Traders expect only a small move of around 5 basis points in this situation.Indian stock markets may not react much to unchanged rates, as per AlphaGrep Mutual Fund CEO Bhautik Ambani, Reuters. He adds, but if inflation forecasts are increased, markets may start expecting future rate hikes in FY2026–27.
Here’s what to expect in each scenario
25 basis point rate hike, no change in stance
A 25 bps rate hike could support the rupee because it shows RBI is actively defending the currency. Even if the repo rate rises by 25 bps, the 10-year government bond yield may stay below 7.15%. Equity markets may fall because higher rates make borrowing more expensive. Rate-sensitive sectors like real estate, banks, and consumer spending companies may face pressure in valuations, says Bhautik Ambani, in the Reuters report.
25 basis point hike plus change in stance
A rate hike plus a more aggressive stance could give a stronger boost to the rupee as it signals more tightening ahead.
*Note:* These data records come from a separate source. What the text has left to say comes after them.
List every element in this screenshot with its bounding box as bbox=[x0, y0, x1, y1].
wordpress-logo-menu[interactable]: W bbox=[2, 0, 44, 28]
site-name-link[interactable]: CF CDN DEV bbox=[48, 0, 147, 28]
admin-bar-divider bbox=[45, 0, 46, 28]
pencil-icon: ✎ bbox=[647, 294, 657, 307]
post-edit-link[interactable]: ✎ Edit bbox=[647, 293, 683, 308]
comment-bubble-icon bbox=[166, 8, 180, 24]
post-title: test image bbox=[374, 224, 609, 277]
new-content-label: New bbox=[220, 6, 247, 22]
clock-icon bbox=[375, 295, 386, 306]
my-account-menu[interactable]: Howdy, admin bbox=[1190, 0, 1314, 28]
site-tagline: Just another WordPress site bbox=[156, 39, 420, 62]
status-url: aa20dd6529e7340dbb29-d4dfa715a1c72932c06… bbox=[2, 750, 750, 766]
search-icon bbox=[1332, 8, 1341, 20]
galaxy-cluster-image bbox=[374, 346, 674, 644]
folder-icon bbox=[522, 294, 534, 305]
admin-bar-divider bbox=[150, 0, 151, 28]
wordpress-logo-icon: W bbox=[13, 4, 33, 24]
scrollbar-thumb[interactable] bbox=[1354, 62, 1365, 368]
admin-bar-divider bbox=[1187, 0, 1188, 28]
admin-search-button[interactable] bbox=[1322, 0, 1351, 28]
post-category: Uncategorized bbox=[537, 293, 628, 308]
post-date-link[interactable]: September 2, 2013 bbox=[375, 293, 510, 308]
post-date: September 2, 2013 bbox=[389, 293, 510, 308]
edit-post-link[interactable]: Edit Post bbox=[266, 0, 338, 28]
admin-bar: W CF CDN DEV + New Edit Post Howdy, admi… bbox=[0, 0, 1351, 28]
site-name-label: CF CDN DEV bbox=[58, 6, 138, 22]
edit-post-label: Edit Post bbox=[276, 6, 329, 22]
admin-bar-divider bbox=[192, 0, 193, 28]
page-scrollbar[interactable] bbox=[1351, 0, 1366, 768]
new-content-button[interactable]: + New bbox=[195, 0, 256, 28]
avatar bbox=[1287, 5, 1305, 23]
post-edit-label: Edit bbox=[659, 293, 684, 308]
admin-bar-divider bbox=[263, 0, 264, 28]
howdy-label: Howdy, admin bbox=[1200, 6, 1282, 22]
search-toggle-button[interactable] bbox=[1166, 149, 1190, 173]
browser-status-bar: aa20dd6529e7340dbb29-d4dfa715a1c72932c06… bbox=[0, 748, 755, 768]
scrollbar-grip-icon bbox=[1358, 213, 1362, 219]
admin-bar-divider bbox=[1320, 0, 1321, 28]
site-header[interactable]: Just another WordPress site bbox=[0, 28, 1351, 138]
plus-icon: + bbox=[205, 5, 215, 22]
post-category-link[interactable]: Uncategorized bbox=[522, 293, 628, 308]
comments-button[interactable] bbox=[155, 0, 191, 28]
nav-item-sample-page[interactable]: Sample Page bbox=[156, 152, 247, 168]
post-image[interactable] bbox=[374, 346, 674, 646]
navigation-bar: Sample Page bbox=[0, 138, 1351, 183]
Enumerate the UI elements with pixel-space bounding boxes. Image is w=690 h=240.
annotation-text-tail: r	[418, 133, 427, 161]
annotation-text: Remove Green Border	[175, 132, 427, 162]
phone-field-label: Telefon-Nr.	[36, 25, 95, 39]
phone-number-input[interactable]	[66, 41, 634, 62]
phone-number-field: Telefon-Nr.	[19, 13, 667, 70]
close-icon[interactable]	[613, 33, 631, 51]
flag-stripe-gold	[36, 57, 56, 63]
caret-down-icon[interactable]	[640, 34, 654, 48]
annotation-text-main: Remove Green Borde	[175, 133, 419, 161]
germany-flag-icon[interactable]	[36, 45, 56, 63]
The rupee may initially react sharply and could face resistance near 94.80 per US dollar. If RBI also adds extra measures to support the rupee, it may strengthen further. The 10-year bond yield may rise and trade in the 7.15% to 7.20% range in the short term, as noted by Reuters.
50 basis point rate hike
A 50 bps rate hike would surprise markets and likely give the strongest support to the rupee among all options. The rupee could strengthen to around 94 per US dollar after such a move. Bond markets would react strongly, especially short-term yields, which may rise faster than long-term yields.
The 10-year government bond yield could rise to at least 7.25%. This would create a “bear flattening” of the yield curve, meaning short-term rates rise faster than long-term rates, notes Standard Chartered Bank strategist Nagaraj Kulkarni, Reuters. Such a big hike would also likely cause heavy selling in stock markets, he added. Equity investors would reassess risk and expect higher safe returns, which hurts stock valuations, Kulkarni concluded.